Venían desde todos los rincones a hablar con ella y recibir sus consejos: Octogenaria, sabia, hecha de tierra y musgo. Se decía que el viento podía hablarle, que le susurraba palabras al oído para que las hiciera llegar a quién las necesitara. Palabras para los humildes, los que padecen penas de amor, los que no pueden dormir, los tristes, los pobres, los desafortunados. Palabras llenas de aliento, ayuda y consuelo que parecían venir de la raíz misma de la Madre Tierra.

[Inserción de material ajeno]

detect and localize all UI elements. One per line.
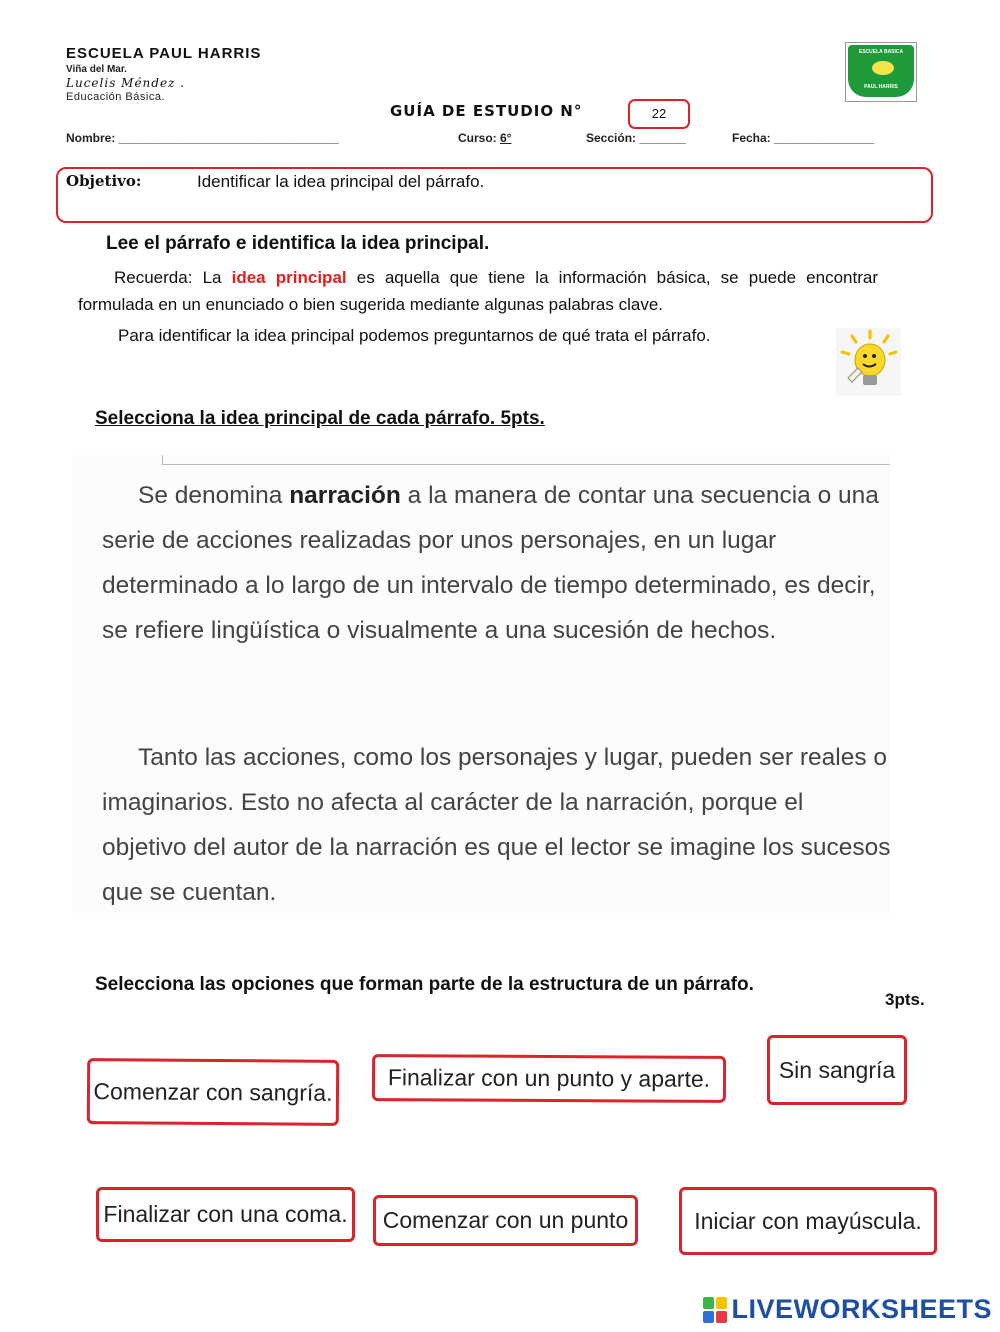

Cuando me tocó a mi, se me desangraba el alma. Me habían dicho que permaneciera en silencio, que no la mirara a los ojos, que me sentara a su lado y esperase. Así lo hice. Sentí como la anciana leyó mi interior por completo. Una brisa suave me acariciaba mientras cerraba los ojos y escuché una palabra que no entendí. Giré la cabeza, confundido. La mujer repitió la palabra. Sin querer y, por pura costumbre, no pude evitar mirarla para darle las gracias. Un rostro amable y lleno de arrugas me devolvió la mirada serenamente y se fue disolviendo en el aire. Antes de convertirse en el polvo que el viento de sus amores arrasó un día, descubrí un espasmo de felicidad en sus ojos. Entonces comprendí: Tantos años escuchando al aire mientras el amor crecía… Días y noches enteras que él le cantaba al oído y ella se dejaba amar… Para no poder estar juntos jamás.
Y yo, en mi bendita inconsciencia, rompí la maldición. Ahora dicen que los dos vuelan dichosos por el mundo amándose entre los árboles y jugando con la lluvia… Siempre me preguntaré qué palabra fue la que me dijo.